For Alaska commercial fishermen, the catch limit for 2022 totals 21.51m pounds compared to 19.6m pounds in 2021.

2022 Halibut Catch Limits Rise 5.7 Percent Due to Incoming 2012 Year Class

 

January 31, 2022

The International Pacific Halibut Commission (IPHC) announced slightly increased catch limits for 2022 in Alaska and British Columbia along with season dates of Sunday March 6 through Wednesday, December 6, 2022.

IPHC’s annual meeting also set the catch limit in Washington, Oregon, and California at the same level it has in the past four years — 1.65 million pounds.

The slight increase from 39 million pounds coastwide last year to 41.22 mlb. this year was due in large part to the emergence of young halibut that began reaching harvestable size of 32 inches only in recent years. Those young fish hatched in 2012 and are estimated now to be a significant contributor to the spawning biomass.

The IPHC process to set catch limits is a coordinated effort by fishermen, who are members of the Conference Board (CB), and processors who participate in the Processor Advisory Board (PAB). Both groups take the scientific reference points from the IPHC staff, apply their perspectives, and provide recommendations to the six member Commission — three from the U.S. and three from Canada.
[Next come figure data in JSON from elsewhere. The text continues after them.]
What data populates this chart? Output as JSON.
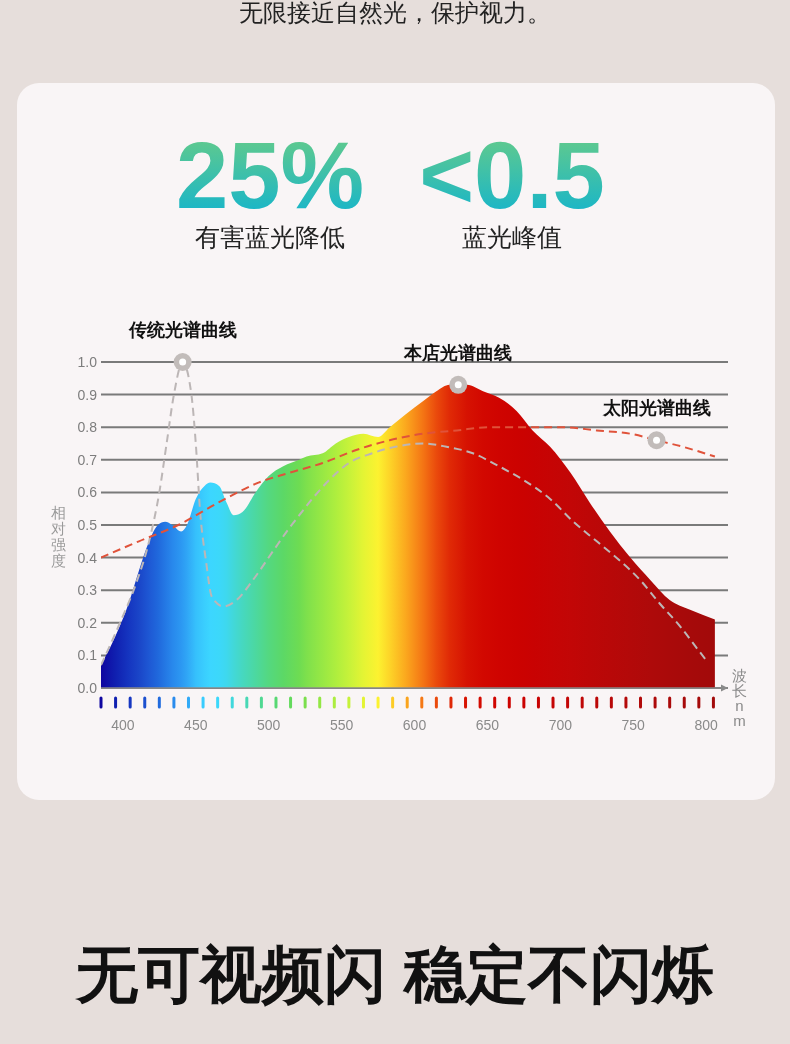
{
  "chart_data": {
    "type": "area",
    "title": "无限接近自然光，保护视力。",
    "xlabel": "波长nm",
    "ylabel": "相对强度",
    "series": [
      {
        "x": [
          385,
          395,
          404,
          411,
          418,
          424,
          429,
          434,
          440,
          444,
          450,
          456,
          460,
          466,
          471,
          476,
          482,
          491,
          500,
          510,
          521,
          526,
          537,
          546,
          555,
          565,
          575,
          583,
          594,
          606,
          615,
          624,
          636,
          647,
          658,
          670,
          681,
          693,
          707,
          720,
          734,
          748,
          762,
          775,
          789,
          806
        ],
        "values": [
          0.07,
          0.16,
          0.26,
          0.36,
          0.45,
          0.5,
          0.51,
          0.5,
          0.48,
          0.5,
          0.58,
          0.62,
          0.63,
          0.62,
          0.57,
          0.53,
          0.54,
          0.6,
          0.65,
          0.68,
          0.7,
          0.71,
          0.72,
          0.75,
          0.77,
          0.78,
          0.77,
          0.8,
          0.84,
          0.88,
          0.91,
          0.93,
          0.93,
          0.91,
          0.89,
          0.85,
          0.79,
          0.74,
          0.66,
          0.57,
          0.48,
          0.4,
          0.33,
          0.27,
          0.24,
          0.21
        ],
        "colors": [
          "#0f06a0",
          "#1020b0",
          "#1535c0",
          "#1a45c8",
          "#1e58d4",
          "#2068dc",
          "#2478e4",
          "#2888ec",
          "#2c98f2",
          "#30a6f6",
          "#36c0fc",
          "#3acefe",
          "#3cd6ff",
          "#3cd8fa",
          "#3ed8ee",
          "#42d8d8",
          "#46d8c0",
          "#4cd8a0",
          "#54d880",
          "#5cd866",
          "#6edc52",
          "#7ee04c",
          "#98e844",
          "#aeee3e",
          "#c6f23a",
          "#e4f434",
          "#fcf230",
          "#fdd428",
          "#fba81e",
          "#f47414",
          "#ea4a0c",
          "#e02a06",
          "#d61202",
          "#d20800",
          "#cf0400",
          "#cc0200",
          "#c90202",
          "#c60404",
          "#c20606",
          "#bd0707",
          "#b80808",
          "#b30909",
          "#ae0a0a",
          "#aa0a0a",
          "#a60a0a",
          "#a20a0a"
        ]
      },
      {
        "type": "line",
        "color": "#bcb6b6",
        "line_style": "dashed",
        "x": [
          385,
          398,
          409,
          418,
          425,
          430,
          435,
          441,
          447,
          450,
          453,
          457,
          461,
          469,
          478,
          489,
          503,
          514,
          521,
          528,
          542,
          555,
          571,
          587,
          606,
          622,
          640,
          658,
          674,
          693,
          709,
          725,
          741,
          755,
          768,
          782,
          794,
          801
        ],
        "values": [
          0.07,
          0.2,
          0.32,
          0.45,
          0.6,
          0.75,
          0.9,
          1.0,
          0.9,
          0.75,
          0.54,
          0.39,
          0.28,
          0.25,
          0.27,
          0.33,
          0.42,
          0.49,
          0.53,
          0.57,
          0.64,
          0.69,
          0.72,
          0.74,
          0.75,
          0.74,
          0.72,
          0.68,
          0.64,
          0.58,
          0.51,
          0.45,
          0.39,
          0.33,
          0.26,
          0.19,
          0.12,
          0.08
        ]
      },
      {
        "type": "line",
        "color": "#e0523a",
        "line_style": "dashed",
        "x": [
          385,
          411,
          438,
          466,
          493,
          514,
          537,
          560,
          583,
          606,
          629,
          651,
          674,
          702,
          725,
          748,
          766,
          784,
          806
        ],
        "values": [
          0.4,
          0.45,
          0.5,
          0.57,
          0.63,
          0.66,
          0.69,
          0.73,
          0.76,
          0.78,
          0.79,
          0.8,
          0.8,
          0.8,
          0.79,
          0.78,
          0.76,
          0.74,
          0.71
        ]
      }
    ],
    "xlim": [
      385,
      815
    ],
    "xticks": [
      {
        "value": 385,
        "label": null
      },
      {
        "value": 395,
        "label": null
      },
      400,
      {
        "value": 405,
        "label": null
      },
      {
        "value": 415,
        "label": null
      },
      {
        "value": 425,
        "label": null
      },
      {
        "value": 435,
        "label": null
      },
      {
        "value": 445,
        "label": null
      },
      450,
      {
        "value": 455,
        "label": null
      },
      {
        "value": 465,
        "label": null
      },
      {
        "value": 475,
        "label": null
      },
      {
        "value": 485,
        "label": null
      },
      {
        "value": 495,
        "label": null
      },
      500,
      {
        "value": 505,
        "label": null
      },
      {
        "value": 515,
        "label": null
      },
      {
        "value": 525,
        "label": null
      },
      {
        "value": 535,
        "label": null
      },
      {
        "value": 545,
        "label": null
      },
      550,
      {
        "value": 555,
        "label": null
      },
      {
        "value": 565,
        "label": null
      },
      {
        "value": 575,
        "label": null
      },
      {
        "value": 585,
        "label": null
      },
      {
        "value": 595,
        "label": null
      },
      600,
      {
        "value": 605,
        "label": null
      },
      {
        "value": 615,
        "label": null
      },
      {
        "value": 625,
        "label": null
      },
      {
        "value": 635,
        "label": null
      },
      {
        "value": 645,
        "label": null
      },
      650,
      {
        "value": 655,
        "label": null
      },
      {
        "value": 665,
        "label": null
      },
      {
        "value": 675,
        "label": null
      },
      {
        "value": 685,
        "label": null
      },
      {
        "value": 695,
        "label": null
      },
      700,
      {
        "value": 705,
        "label": null
      },
      {
        "value": 715,
        "label": null
      },
      {
        "value": 725,
        "label": null
      },
      {
        "value": 735,
        "label": null
      },
      {
        "value": 745,
        "label": null
      },
      750,
      {
        "value": 755,
        "label": null
      },
      {
        "value": 765,
        "label": null
      },
      {
        "value": 775,
        "label": null
      },
      {
        "value": 785,
        "label": null
      },
      {
        "value": 795,
        "label": null
      },
      800,
      {
        "value": 805,
        "label": null
      }
    ],
    "ylim": [
      0,
      1
    ],
    "yticks": [
      {
        "value": 0,
        "label": "0.0"
      },
      0.1,
      0.2,
      0.3,
      0.4,
      0.5,
      0.6,
      0.7,
      0.8,
      0.9,
      {
        "value": 1,
        "label": "1.0"
      }
    ],
    "grid": "y",
    "annotations": [
      {
        "text": "传统光谱曲线",
        "x": 441,
        "y": 1.0
      },
      {
        "text": "本店光谱曲线",
        "x": 630,
        "y": 0.93
      },
      {
        "text": "太阳光谱曲线",
        "x": 766,
        "y": 0.76
      },
      "25%",
      "有害蓝光降低",
      "<0.5",
      "蓝光峰值",
      "无可视频闪 稳定不闪烁"
    ]
  }
}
This year, the outcome differed slightly from other years in how far apart the Commissioners were from the IPHC’s references points, and from the advisory bodies, in two areas in particular: western Gulf of Alaska and Southeast Alaska.
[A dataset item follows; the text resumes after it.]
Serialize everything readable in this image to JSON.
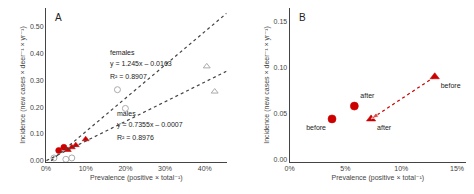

The final adopted limits for each regulatory area are as follows (all numbers are in million pounds):

Area 2A (WA, OR, CA) — 1.65

Area 2B (B.C.) — 7.56

Area 2C (Southeast Alaska) — 5.91

Area 3A (Central Gulf of Alaska) — 14.55

Area 3B (Western GOA) — 3.90

Area 4A (Aleutians Islands: SE Bering Sea and North Pacific) — 2.10

Area 4B (Western Aleutians: BS and NoPac) — 1.45

Area 4CDE (rest of Bering Sea) — 4.10

The total of 41.22 mlbs was agreed to by the advisory bodies and the Commissioners as the best, most scientifically defensible level for 2022. It was only in individual Regulatory Areas that the catch limit differed from the scientific advice.
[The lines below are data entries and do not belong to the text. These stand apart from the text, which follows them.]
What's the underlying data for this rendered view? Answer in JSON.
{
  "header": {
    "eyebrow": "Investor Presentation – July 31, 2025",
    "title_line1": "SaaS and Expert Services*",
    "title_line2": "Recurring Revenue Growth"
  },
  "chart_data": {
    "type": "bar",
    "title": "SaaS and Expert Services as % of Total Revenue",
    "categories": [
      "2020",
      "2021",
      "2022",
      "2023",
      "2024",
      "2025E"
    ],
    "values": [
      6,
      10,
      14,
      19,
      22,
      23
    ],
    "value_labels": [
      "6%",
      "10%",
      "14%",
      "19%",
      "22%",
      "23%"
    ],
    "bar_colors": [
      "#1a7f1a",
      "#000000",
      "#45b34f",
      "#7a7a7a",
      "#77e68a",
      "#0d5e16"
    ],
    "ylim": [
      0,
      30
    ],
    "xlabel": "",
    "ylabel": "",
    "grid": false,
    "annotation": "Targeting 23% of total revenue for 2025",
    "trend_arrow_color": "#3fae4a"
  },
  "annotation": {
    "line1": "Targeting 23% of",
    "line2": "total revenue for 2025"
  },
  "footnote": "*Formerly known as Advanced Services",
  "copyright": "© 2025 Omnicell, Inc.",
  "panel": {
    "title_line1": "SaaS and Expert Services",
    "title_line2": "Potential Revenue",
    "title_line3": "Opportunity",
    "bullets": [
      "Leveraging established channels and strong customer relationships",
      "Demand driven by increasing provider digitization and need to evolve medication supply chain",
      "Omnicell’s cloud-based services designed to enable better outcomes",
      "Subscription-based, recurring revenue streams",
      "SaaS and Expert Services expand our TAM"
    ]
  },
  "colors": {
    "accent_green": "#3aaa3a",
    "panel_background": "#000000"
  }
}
IPHC’s reference point for removals in Area 2C, based on the survey and modeled stock assessment, was 4.75 mlbs — 24.4% lower than the final adopted amount of 5.91 mlbs. In Area 3B, the western Gulf of Alaska, the adopted limit of 3.9 mlbs was 34.3% lower than the 5.94 mlbs reference point from IPHC.

Both advisory groups offered recommendations to the commissioners for addressing allocation next year, when a four-year interim management agreement between the two countries expires. That agreement acknowledged a divide between the two countries on how to distribute catch that goes back decades, when IPHC used an area-by-area stock assessment prior to a coastwide assessment, which has been in use for more than a decade now.

The disagreement was exacerbated in recent years by Bering Sea bycatch of undersized halibut that would impact future migrations (and potential catches) to B.C.  With last month’s decision of the North Pacific Fishery Management Council to lower bycatch caps in one trawl sector in the Bering Sea, both countries are preparing for a new — and hopefully more permanent — way to determine country allocations.